(Mc 1,14-20. TCB, III)

Pe. Mairon Gavlik Mendes, LC

Charles Péguy fala de modo muito acertado sobre as virtudes teologais em seu livro Os portais do mistério da segunda virtude”. As vê como três irmãs caminhando de mãos dadas. A fé é a irmã “casada”, cujo andar discreto e compenetrado pelo caminho evoca a fidelidade esponsal. A caridade caminha ao seu lado; é mãe de muitos filhos, a que dá frutos e cujo andar é amoroso e fecundo. A esperança vai entre as duas irmãs mais velhas; é a menos visível e, talvez, a mais esquecida, mas é aquela que em certos momentos da vida toma a dianteira. Podemos pensar que as irmãs mais velhas cuidam e conduzem a pequena. Mas se olharmos com mais atenção, vemos que “é ela, que está no meio, quem conduz suas irmãs grandes. E que sem ela, elas – as irmãs grandes – não seriam nada, somente duas mulheres já idosas, enrugadas pela vida”. A menor, a esperança, conduz a fé, a caridade e a alegria também: a alegria é sustentada, é mantida em todas as circunstâncias, especialmente na paciência pela esperança.

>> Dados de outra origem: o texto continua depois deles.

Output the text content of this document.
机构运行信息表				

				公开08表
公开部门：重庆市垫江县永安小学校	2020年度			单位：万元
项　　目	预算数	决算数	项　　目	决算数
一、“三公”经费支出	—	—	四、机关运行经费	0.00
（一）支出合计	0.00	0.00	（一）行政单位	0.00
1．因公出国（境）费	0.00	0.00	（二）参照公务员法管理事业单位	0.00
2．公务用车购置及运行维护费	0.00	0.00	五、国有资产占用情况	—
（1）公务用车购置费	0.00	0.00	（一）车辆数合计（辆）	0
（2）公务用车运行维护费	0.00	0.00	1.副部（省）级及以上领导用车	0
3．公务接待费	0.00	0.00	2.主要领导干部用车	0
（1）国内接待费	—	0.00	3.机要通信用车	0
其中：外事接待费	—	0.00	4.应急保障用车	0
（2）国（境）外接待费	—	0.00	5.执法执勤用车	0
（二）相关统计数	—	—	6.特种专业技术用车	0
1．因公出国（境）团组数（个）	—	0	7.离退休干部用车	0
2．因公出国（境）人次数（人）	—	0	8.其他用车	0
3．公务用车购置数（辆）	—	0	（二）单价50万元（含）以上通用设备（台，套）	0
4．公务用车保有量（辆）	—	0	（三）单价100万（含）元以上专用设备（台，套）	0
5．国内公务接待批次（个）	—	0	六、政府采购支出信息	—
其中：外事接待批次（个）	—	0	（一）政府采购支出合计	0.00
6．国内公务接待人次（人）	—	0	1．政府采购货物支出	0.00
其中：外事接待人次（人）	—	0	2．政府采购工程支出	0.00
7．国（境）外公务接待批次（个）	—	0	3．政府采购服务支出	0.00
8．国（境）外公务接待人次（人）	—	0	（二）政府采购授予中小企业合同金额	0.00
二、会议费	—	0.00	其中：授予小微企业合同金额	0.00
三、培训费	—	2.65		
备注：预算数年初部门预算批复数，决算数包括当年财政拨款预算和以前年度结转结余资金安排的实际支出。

«[A esperança] obriga-nos a recomeçar dezenas de vezes a mesma coisa./ Ou ir dezenas de vezes pelo mesmo caminho./ E que é normalmente o caminho da decepção./ (Terrena.)/ Mas para ela é igual. Ela é como uma criança./ Ela é uma criança./ Pouco lhe importa obrigar a gente adulta a fazer o caminho./ A sabedoria terrestre não é assunto dela./ Ela não calcula como nós calculamos./ Calcula, ou nem calcula, ela faz as contas sem se dar conta,/ tal qual uma criança./ Como alguém que tem a vida toda à sua frente./ E pouco lhe importa se nos obriga a caminhar./ Acha que somos todos iguais a ela./ Não tem em conta as nossas inquietações, os nossos trabalhos./ Limita-se a contar./ Acha que temos, como ela, a vida toda à nossa frente./ Como ela se engana! Como ela tem razão!/ Porque não temos a Vida toda à nossa frente./ A única que conta. A vida Eterna».

Completou-se o tempo e o Reino de Deus está próximo; fazei penitência e crede no Evangelho. Em outras traduções diz: se cumpriu o tempo e o Reino de Deus está próximo. É como se uma mãe dissesse: “finalmente chegou o tempo de dar à luz; a criança está “pronta”, vamos para o hospital. Convertei-vos e crede no Evangelho. Conversão e fé não estão separadas; vão juntas. É a fé quem nos abre a porta à salvação e nos convida a aceitar esta Boa-Nova, este Evangelho que nos diz: “Deus te ama e veio para te salvar; aceita seu amor, entra na sua amizade!”

Muitas vezes pensamos que nossa relação com Deus começa quando nos esforçamos para viver seus mandamentos; isto é bem assim. É o próprio Deus quem vem ao nosso encontro, quem dá o primeiro passo. Já dizia muito bem são João: Nisto consiste o amor: não em que nós tenhamos amado a Deus, mas em que ele nos amou e enviou seu Filho como expiação pelos nossos pecados (I Jo 4,10). No antigo Testamento, a conversão tinha uma ideia de retornar, de voltar sobre os próprios passos andado fora do caminho da aliança, da Lei do Senhor; mudar de vida para poder voltar à amizade com Deus. Jesus nos convida a algo diverso: não nos convida a voltar atrás; mais bem, convida-nos a ir além, a dar um passo mais, a acolher sua salvação, a iniciativa do Deus que veio para nos salvar. Deus quer nos elevar a uma maior liberdade e alegria.

É acolhendo a revelação divina com nossa inteligência e abandonando-nos confiadamente às mãos deste Pai amoroso o modo como nos apropriamos da sua promessa, a salvação. A conversão já não é somente não fazer as coisas erradas, mas sobretudo uma mudança no nosso modo de ver as coisas, de pensar e amar como Deus mesmo o faz. A mudança de vida é viver uma nova vida, a vida de Jesus. É a certeza do amor de Deus quem nos dá a liberdade para um novo estilo de vida, uma vida maior e mais plena. Acolhamos este convite que Jesus nos faz para viver como Ele viveu. Aprendamos destes primeiros apóstolos que deixando tudo, imediatamente, seguiram a Jesus. Peçamos que Jesus nos faça ver o mundo como Ele vê, a pensar e querer como Ele quer, a amar como Ele ama, pois Ele é amor. Que a confiança nos seu amor, nos mova a acolher sua promessa e viver sua mesma vida.